Im Ergebnis bleibt damit in Wahrheit offen, welche Übertretung dem Rechtsmittelwerber nun tatsächlich angelastet werden sollte - ganz abgesehen davon, dass von einer (gerade im Verwaltungsstrafverfahren im Hinblick auf § 44a Z. 1 VStG besonders wichtigen) "möglichst gedrängten, deutlichen Fassung" des Spruches i.S.d. § 24 VStG i.V.m. § 59 Abs. 1 AVG bei der "Technik" der wörtlichen Übernahme des Gutachtens im Spruch des Straferkenntnisses offenkundig keine Rede sein kann, wenn sich dieser solcherart (ohne Not) über nahezu 2 Seiten erstreckt.

2.2. Davon abgesehen muss bei einer derartigen Vorgangsweise unweigerlich der Eindruck entstehen, dass die in Rede stehende Entscheidung in Wahrheit nicht von der belangten Behörde, sondern vielmehr von der Untersuchungsanstalt selbst getroffen wurde.

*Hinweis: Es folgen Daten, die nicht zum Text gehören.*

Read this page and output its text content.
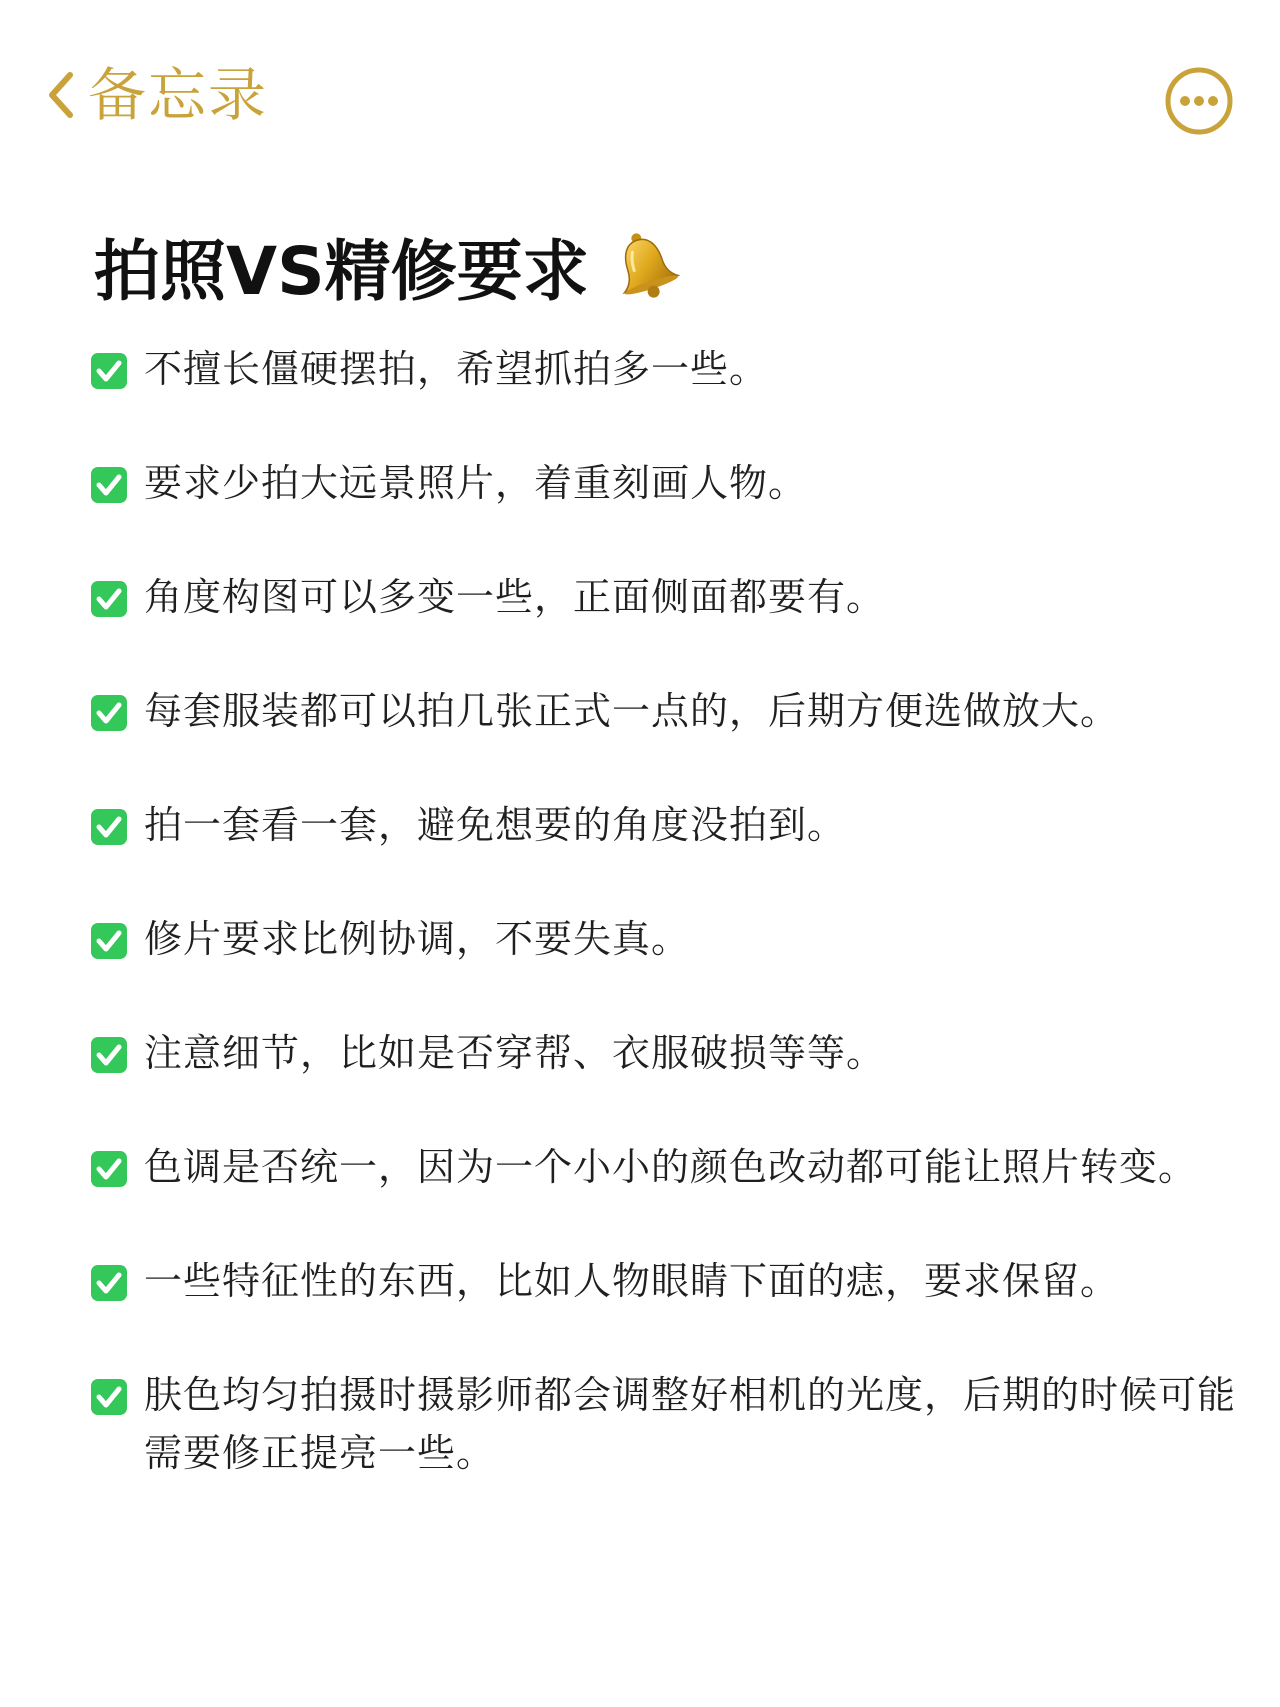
备忘录
拍照VS精修要求
不擅长僵硬摆拍，希望抓拍多一些。
要求少拍大远景照片，着重刻画人物。
角度构图可以多变一些，正面侧面都要有。
每套服装都可以拍几张正式一点的，后期方便选做放大。
拍一套看一套，避免想要的角度没拍到。
修片要求比例协调，不要失真。
注意细节，比如是否穿帮、衣服破损等等。
色调是否统一，因为一个小小的颜色改动都可能让照片转变。
一些特征性的东西，比如人物眼睛下面的痣，要求保留。
肤色均匀拍摄时摄影师都会调整好相机的光度，后期的时候可能需要修正提亮一些。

Aus verfahrensrechtlicher Sicht kommt der Lebensmitteluntersuchungsanstalt Kärnten jedoch nicht die Qualität einer Behörde, sondern lediglich der Status eines Sachverständigen zu.

In diesem Zusammenhang hält der Verwaltungsgerichtshof aber in ständiger Rechtsprechung fest, dass es dem Sachverständigen nicht zukommt, Rechtsfragen zu lösen (vgl. z.B. statt vieler z.B. VwGH v. 14. Jänner 1993, 92/09/0201).

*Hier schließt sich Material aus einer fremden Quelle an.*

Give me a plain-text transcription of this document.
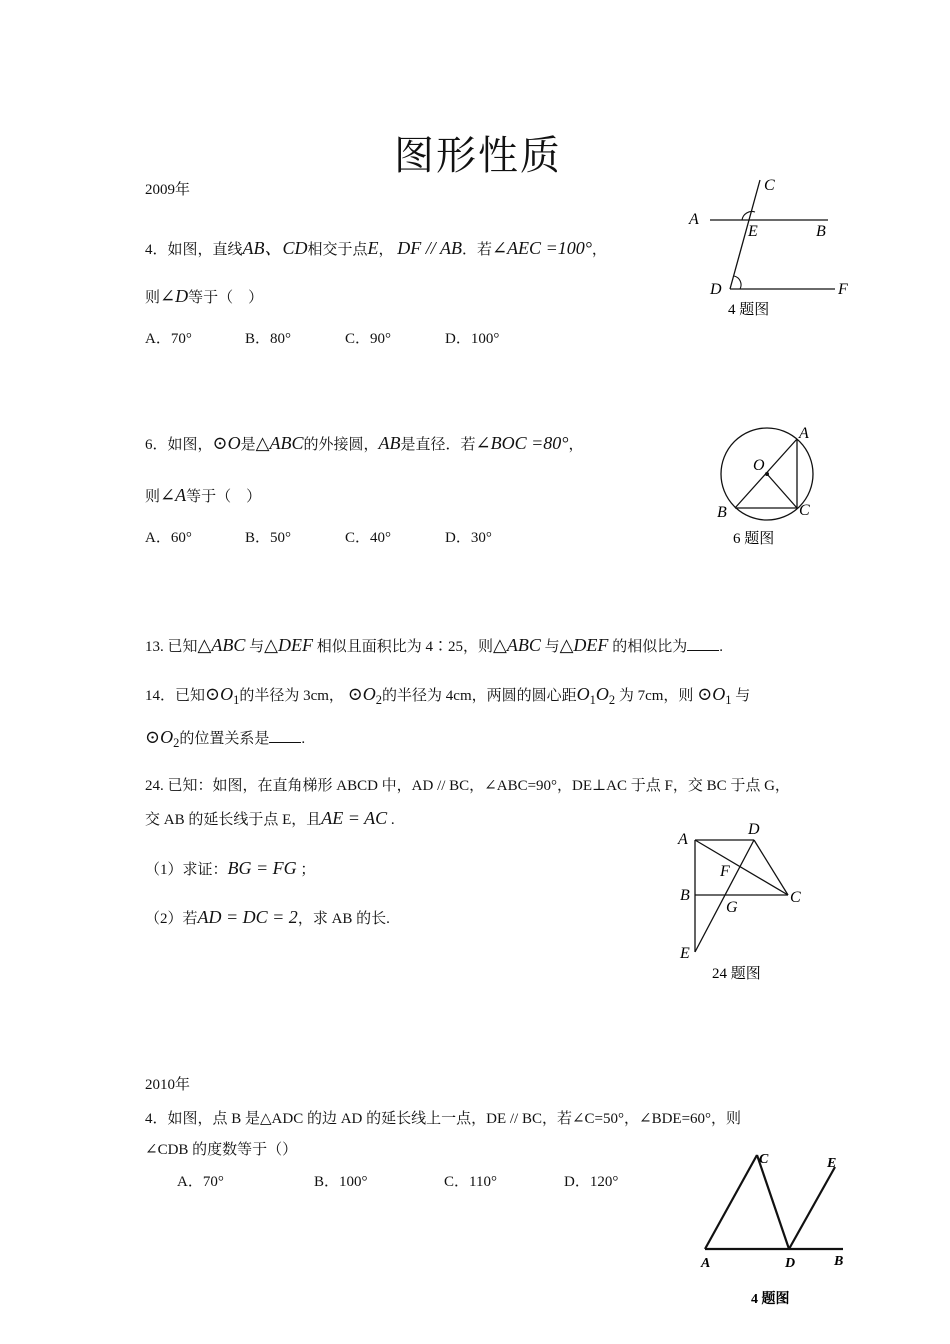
图形性质
2009年
4．如图，直线AB、CD相交于点E， DF // AB．若∠AEC =100°，
则∠D等于（　）
A．70°	B．80°	C．90°	D．100°
A
B
C
D
E
F
4 题图
6．如图，⊙O是△ABC的外接圆，AB是直径．若∠BOC =80°，
则∠A等于（　）
A．60°	B．50°	C．40°	D．30°
A
B	C
O
6 题图
13. 已知△ABC 与△DEF 相似且面积比为 4∶25，则△ABC 与△DEF 的相似比为 .
14．已知$⊙O_1$的半径为 3cm， $⊙O_2$的半径为 4cm，两圆的圆心距$O_1O_2$ 为 7cm，则 $⊙O_1$ 与
$⊙O_2$的位置关系是 .
24. 已知：如图，在直角梯形 ABCD 中，AD // BC，∠ABC=90°，DE⊥AC 于点 F，交 BC 于点 G，
交 AB 的延长线于点 E，且AE = AC .
（1）求证：BG = FG ；
（2）若AD = DC = 2，求 AB 的长.
A
B	C
D
E
F
G
24 题图
2010年
4．如图，点 B 是△ADC 的边 AD 的延长线上一点，DE // BC，若∠C=50°，∠BDE=60°，则
∠CDB 的度数等于（）
A．70°	B．100°	C．110°	D．120°
A	B
C
D
E
4 题图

3. Der gegenständlichen Berufung war daher gemäß § 24 VStG i.V.m. § 66 Abs. 4 AVG stattzugeben, das angefochtene Straferkenntnis aufzuheben und das Verwaltungsstrafverfahren gemäß § 45 Abs. 1 Z. 1 VStG einzustellen.

4. Bei diesem Verfahrensergebnis war dem Beschwerdeführer gemäß § 66 Abs. 1 VStG weder ein Kostenbeitrag zum Strafverfahren vor der belangten Behörde noch ein Beitrag zu den Kosten des Verfahrens vor dem Oö. Verwaltungssenat vorzuschreiben.

Rechtsmittelbelehrung:

Gegen diesen Bescheid ist kein ordentliches Rechtsmittel zulässig.

Hinweis:

Gegen diesen Bescheid kann innerhalb von sechs Wochen ab seiner Zustellung eine Beschwerde an den Verfassungsgerichtshof und/oder an den Verwaltungsgerichtshof erhoben werden; diese muss - von gesetzlichen Ausnahmen abgesehen - jeweils von einem Rechtsanwalt unterschrieben sein. Für jede dieser Beschwerden ist eine Gebühr von 2500 S (entspricht 181,68 Euro) zu entrichten.